Friday, May 20, 2005

Fitting In or Sticking Out

by Anne Zelenka
There are some people who easily adapt to almost any situation. Perhaps I shouldn't be judging my own children or anyone else's, but I think my third child Laura and Marjorie's darling daughter Suzanne will fit in wherever they go. These are sociable, verbal, happy girls. Big school, little school, homeschool, unschool--they're going to do great.

Some kids and some people, more generally, have a harder time fitting in. Diana writes how she felt alone and apart at her kids' talent show. That's generally how I feel at large school gatherings. I don't socialize well in big groups especially if I don't know people well. I am easily exhausted by crowds. And I'm not good at small talk. I have a hypercompetitive streak that lights up in the presence of people who are better dressed or more well-spoken than I am. I like small groups and one-on-ones where I know people well.

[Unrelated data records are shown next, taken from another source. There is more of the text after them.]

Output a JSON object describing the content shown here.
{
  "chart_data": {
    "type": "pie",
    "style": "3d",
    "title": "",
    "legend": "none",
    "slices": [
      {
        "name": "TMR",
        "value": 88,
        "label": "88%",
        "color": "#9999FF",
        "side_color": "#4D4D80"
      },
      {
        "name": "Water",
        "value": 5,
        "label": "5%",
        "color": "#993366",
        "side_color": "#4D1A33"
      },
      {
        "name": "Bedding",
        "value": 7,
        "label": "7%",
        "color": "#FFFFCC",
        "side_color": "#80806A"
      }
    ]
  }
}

I had the happy realization this morning that my nine-year-old son Henry has found a place where he fits in: his small Montessori school here on Maui. It's parent-teacher conference time at school. From when Henry was three until he was in second grade, the conferences we had with Henry's teachers were uniformly negative. He's an introvert like me, and like me, he's given to perfectionism and anxiety. He's strongly internally motivated but breaks down under external pressure. He makes friends slowly. Until he was in second grade, every conference was dominated by talks of how to fix Henry. He couldn't cope; he was too anxious; he didn't socialize enough. Then his second grade teacher realized he needed a break. He's a fine kid, gentle and caring. He doesn't need pressure to do good work. And he'll socialize when he's ready and comfortable.

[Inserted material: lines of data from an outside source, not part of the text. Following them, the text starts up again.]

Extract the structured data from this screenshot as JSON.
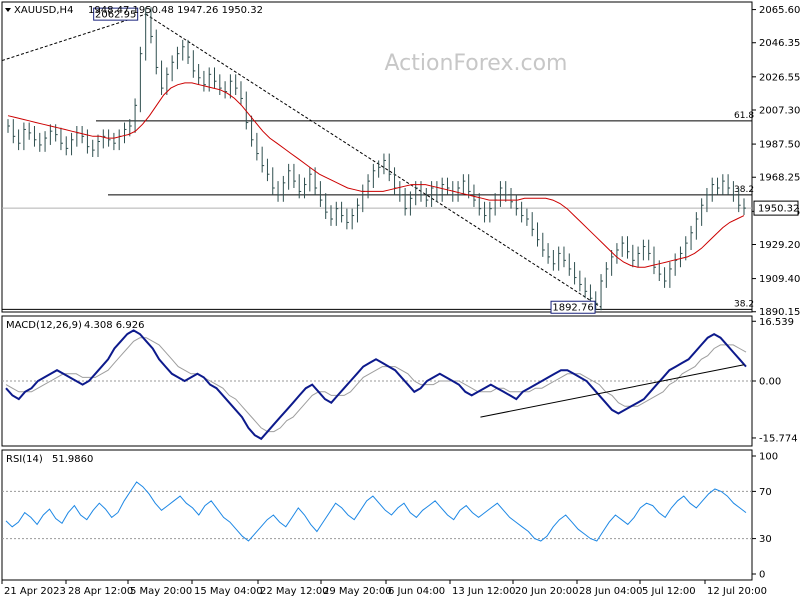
{
  "chart_data": [
    {
      "type": "line",
      "title": "XAUUSD,H4",
      "ohlc_header": "1948.47 1950.48 1947.26 1950.32",
      "watermark": "ActionForex.com",
      "ylim": [
        1890.0,
        2070.0
      ],
      "yticks": [
        "2065.60",
        "2046.35",
        "2026.55",
        "2007.30",
        "1987.50",
        "1968.25",
        "1948.45",
        "1929.20",
        "1909.40",
        "1890.15"
      ],
      "last_price": "1950.32",
      "annotations": {
        "high_label": "2062.95",
        "low_label": "1892.76",
        "fib_upper_label": "61.8",
        "fib_mid_label": "38.2",
        "fib_low_label": "38.2"
      },
      "levels": {
        "fib_upper": 2001.0,
        "fib_mid": 1958.0,
        "fib_low": 1891.5,
        "last": 1950.32
      },
      "trendline": {
        "start": [
          0,
          2036
        ],
        "end": [
          148,
          1892.76
        ]
      },
      "xticks": [
        "21 Apr 2023",
        "28 Apr 12:00",
        "5 May 20:00",
        "15 May 04:00",
        "22 May 12:00",
        "29 May 20:00",
        "6 Jun 04:00",
        "13 Jun 12:00",
        "20 Jun 20:00",
        "28 Jun 04:00",
        "5 Jul 12:00",
        "12 Jul 20:00"
      ],
      "series": [
        {
          "values": [
            1998,
            1992,
            1988,
            1996,
            1994,
            1990,
            1987,
            1991,
            1995,
            1993,
            1988,
            1985,
            1990,
            1994,
            1992,
            1986,
            1984,
            1989,
            1992,
            1990,
            1988,
            1992,
            1996,
            1998,
            2010,
            2040,
            2062.95,
            2050,
            2032,
            2020,
            2028,
            2035,
            2040,
            2044,
            2038,
            2030,
            2026,
            2022,
            2028,
            2024,
            2020,
            2018,
            2024,
            2020,
            2014,
            2000,
            1990,
            1982,
            1975,
            1970,
            1962,
            1958,
            1965,
            1972,
            1966,
            1960,
            1964,
            1970,
            1962,
            1955,
            1948,
            1944,
            1950,
            1946,
            1942,
            1946,
            1952,
            1960,
            1966,
            1972,
            1974,
            1978,
            1970,
            1962,
            1958,
            1950,
            1956,
            1962,
            1958,
            1955,
            1962,
            1958,
            1964,
            1962,
            1958,
            1962,
            1966,
            1960,
            1955,
            1950,
            1946,
            1950,
            1955,
            1962,
            1958,
            1954,
            1950,
            1946,
            1944,
            1938,
            1932,
            1926,
            1922,
            1918,
            1924,
            1920,
            1915,
            1910,
            1906,
            1902,
            1898,
            1895,
            1908,
            1915,
            1922,
            1926,
            1930,
            1925,
            1920,
            1924,
            1928,
            1924,
            1916,
            1912,
            1908,
            1915,
            1920,
            1924,
            1930,
            1936,
            1944,
            1952,
            1958,
            1964,
            1962,
            1966,
            1962,
            1958,
            1952,
            1950.32
          ]
        },
        {
          "values": [
            2004,
            2003,
            2002,
            2001,
            2000,
            1999,
            1998,
            1997,
            1996,
            1995,
            1994,
            1993,
            1992,
            1992,
            1991,
            1991,
            1992,
            1993,
            1995,
            1999,
            2004,
            2010,
            2016,
            2020,
            2022,
            2023,
            2023,
            2022,
            2021,
            2020,
            2019,
            2017,
            2014,
            2010,
            2005,
            2000,
            1995,
            1991,
            1988,
            1985,
            1982,
            1979,
            1976,
            1973,
            1970,
            1968,
            1966,
            1964,
            1962,
            1961,
            1960,
            1960,
            1960,
            1960,
            1961,
            1962,
            1963,
            1964,
            1964,
            1964,
            1963,
            1962,
            1961,
            1960,
            1959,
            1958,
            1957,
            1956,
            1955,
            1955,
            1955,
            1955,
            1955,
            1956,
            1956,
            1956,
            1956,
            1955,
            1953,
            1950,
            1946,
            1942,
            1938,
            1934,
            1930,
            1926,
            1922,
            1919,
            1917,
            1916,
            1916,
            1917,
            1918,
            1919,
            1920,
            1921,
            1922,
            1924,
            1927,
            1931,
            1935,
            1939,
            1942,
            1944,
            1946
          ]
        }
      ]
    },
    {
      "type": "line",
      "title": "MACD(12,26,9)",
      "values_header": "4.308 6.926",
      "ylim": [
        -18.0,
        18.0
      ],
      "yticks": [
        "16.539",
        "0.00",
        "-15.774"
      ],
      "series": [
        {
          "values": [
            -2,
            -4,
            -5,
            -3,
            -2,
            0,
            1,
            2,
            3,
            2,
            1,
            0,
            -1,
            0,
            2,
            4,
            6,
            9,
            11,
            13,
            14,
            13,
            11,
            9,
            6,
            4,
            2,
            1,
            0,
            1,
            2,
            1,
            -1,
            -2,
            -4,
            -6,
            -8,
            -10,
            -13,
            -15,
            -16,
            -14,
            -12,
            -10,
            -8,
            -6,
            -4,
            -2,
            -1,
            -3,
            -5,
            -6,
            -4,
            -2,
            0,
            2,
            4,
            5,
            6,
            5,
            4,
            3,
            1,
            -1,
            -3,
            -2,
            0,
            1,
            2,
            1,
            0,
            -1,
            -3,
            -4,
            -3,
            -2,
            -1,
            -2,
            -3,
            -4,
            -5,
            -3,
            -2,
            -1,
            0,
            1,
            2,
            3,
            3,
            2,
            1,
            0,
            -2,
            -4,
            -6,
            -8,
            -9,
            -8,
            -7,
            -6,
            -5,
            -3,
            -1,
            1,
            3,
            4,
            5,
            6,
            8,
            10,
            12,
            13,
            12,
            10,
            8,
            6,
            4
          ]
        },
        {
          "values": [
            -1,
            -2,
            -3,
            -3,
            -3,
            -2,
            -1,
            0,
            1,
            2,
            2,
            2,
            1,
            1,
            1,
            2,
            3,
            5,
            7,
            9,
            11,
            12,
            12,
            11,
            10,
            8,
            6,
            4,
            3,
            2,
            2,
            1,
            0,
            -1,
            -2,
            -4,
            -5,
            -7,
            -9,
            -11,
            -13,
            -14,
            -14,
            -13,
            -11,
            -10,
            -8,
            -6,
            -4,
            -3,
            -3,
            -4,
            -4,
            -4,
            -3,
            -1,
            1,
            2,
            3,
            4,
            4,
            4,
            3,
            2,
            0,
            -1,
            -1,
            -1,
            0,
            0,
            0,
            0,
            -1,
            -2,
            -3,
            -3,
            -3,
            -2,
            -2,
            -3,
            -3,
            -3,
            -3,
            -2,
            -2,
            -1,
            0,
            1,
            2,
            2,
            2,
            1,
            0,
            -1,
            -3,
            -4,
            -6,
            -7,
            -7,
            -7,
            -6,
            -5,
            -4,
            -3,
            -1,
            0,
            2,
            3,
            4,
            6,
            7,
            9,
            10,
            10,
            10,
            9,
            8
          ]
        }
      ],
      "trendline": {
        "start": [
          95,
          -10
        ],
        "end": [
          148,
          4.5
        ]
      }
    },
    {
      "type": "line",
      "title": "RSI(14)",
      "values_header": "51.9860",
      "ylim": [
        0,
        100
      ],
      "yticks": [
        "100",
        "70",
        "30",
        "0"
      ],
      "levels": [
        70,
        30
      ],
      "series": [
        {
          "values": [
            45,
            40,
            44,
            52,
            48,
            42,
            50,
            55,
            47,
            43,
            52,
            58,
            50,
            46,
            54,
            60,
            55,
            48,
            52,
            62,
            70,
            78,
            74,
            68,
            60,
            54,
            58,
            62,
            66,
            60,
            56,
            50,
            58,
            62,
            55,
            48,
            44,
            38,
            32,
            28,
            34,
            40,
            46,
            50,
            44,
            40,
            48,
            56,
            50,
            42,
            36,
            44,
            52,
            60,
            56,
            50,
            46,
            54,
            62,
            66,
            60,
            54,
            50,
            56,
            60,
            52,
            48,
            54,
            58,
            62,
            56,
            50,
            46,
            54,
            58,
            52,
            48,
            52,
            56,
            60,
            54,
            48,
            44,
            40,
            36,
            30,
            28,
            32,
            40,
            46,
            50,
            44,
            38,
            34,
            30,
            28,
            36,
            44,
            50,
            46,
            42,
            48,
            56,
            60,
            58,
            52,
            48,
            56,
            62,
            66,
            60,
            56,
            62,
            68,
            72,
            70,
            66,
            60,
            56,
            52
          ]
        }
      ]
    }
  ]
}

We didn't know that by moving him from a high-powered gifted and talented magnet school in Virginia to a go-at-your-own-pace one-room Montessori schoolhouse in Maui we'd be planting him in just the soil that he needed.

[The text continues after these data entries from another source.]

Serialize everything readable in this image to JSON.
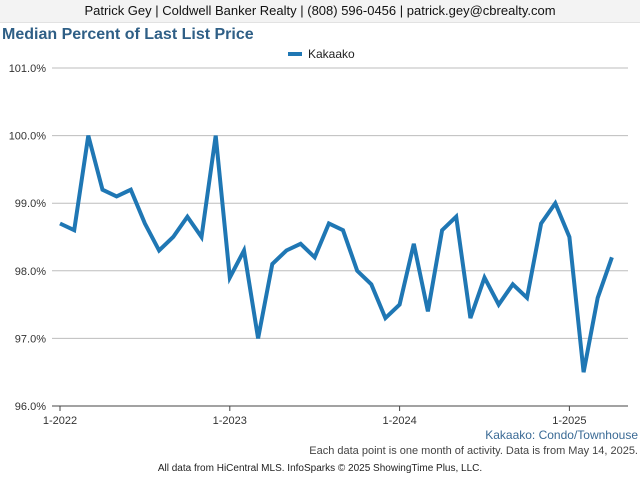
{
  "header": {
    "contact": "Patrick Gey | Coldwell Banker Realty | (808) 596-0456 | patrick.gey@cbrealty.com"
  },
  "chart_data": {
    "type": "line",
    "title": "Median Percent of Last List Price",
    "legend": [
      "Kakaako"
    ],
    "legend_position": "top-center",
    "grid": true,
    "x": [
      "2022-01",
      "2022-02",
      "2022-03",
      "2022-04",
      "2022-05",
      "2022-06",
      "2022-07",
      "2022-08",
      "2022-09",
      "2022-10",
      "2022-11",
      "2022-12",
      "2023-01",
      "2023-02",
      "2023-03",
      "2023-04",
      "2023-05",
      "2023-06",
      "2023-07",
      "2023-08",
      "2023-09",
      "2023-10",
      "2023-11",
      "2023-12",
      "2024-01",
      "2024-02",
      "2024-03",
      "2024-04",
      "2024-05",
      "2024-06",
      "2024-07",
      "2024-08",
      "2024-09",
      "2024-10",
      "2024-11",
      "2024-12",
      "2025-01",
      "2025-02",
      "2025-03",
      "2025-04"
    ],
    "x_tick_labels": [
      "1-2022",
      "1-2023",
      "1-2024",
      "1-2025"
    ],
    "y_tick_labels": [
      "96.0%",
      "97.0%",
      "98.0%",
      "99.0%",
      "100.0%",
      "101.0%"
    ],
    "ylim": [
      96.0,
      101.0
    ],
    "series": [
      {
        "name": "Kakaako",
        "color": "#1f77b4",
        "values": [
          98.7,
          98.6,
          100.0,
          99.2,
          99.1,
          99.2,
          98.7,
          98.3,
          98.5,
          98.8,
          98.5,
          100.0,
          97.9,
          98.3,
          97.0,
          98.1,
          98.3,
          98.4,
          98.2,
          98.7,
          98.6,
          98.0,
          97.8,
          97.3,
          97.5,
          98.4,
          97.4,
          98.6,
          98.8,
          97.3,
          97.9,
          97.5,
          97.8,
          97.6,
          98.7,
          99.0,
          98.5,
          96.5,
          97.6,
          98.2
        ]
      }
    ],
    "subtitle": "Kakaako: Condo/Townhouse",
    "note": "Each data point is one month of activity. Data is from May 14, 2025."
  },
  "footer": {
    "text": "All data from HiCentral MLS. InfoSparks © 2025 ShowingTime Plus, LLC."
  }
}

It's a constant churn of meeting one person's needs and then another's with five headstrong members of the family. Now Rick's accelerating in his career and learning so many new things, but I'm struggling to figure out work that can balance family with my need for intellectual stimulation. Henry's thriving while four-year-old Anna still pines for her Virginia friends and can't quite accept the loss of Mr. C., her old preschool teacher. Laura, well, like I said: she'll do great anywhere.

2 Comments:

Blogger Marjorie said...

Yay for Henry! You know I always thought he was just fine the way he is, just great, actually.

Not everyone can be Rick -- and wouldn't it be exhausting if they were? Congrats on the career -- imagine, leaving NASA and then launching and going into orbit. hehehehe

I'm like you in the large social situations, though I don't feel competitive, I feel more like 'ew, you're boring, get away.' They probably think I'm weird, but weird is not boring.

2:56 PM  
Blogger Diana said...

I loved that part about the churn of getting everyone's needs met. Very well-said.

I hope Henry's new situation continues to suit him!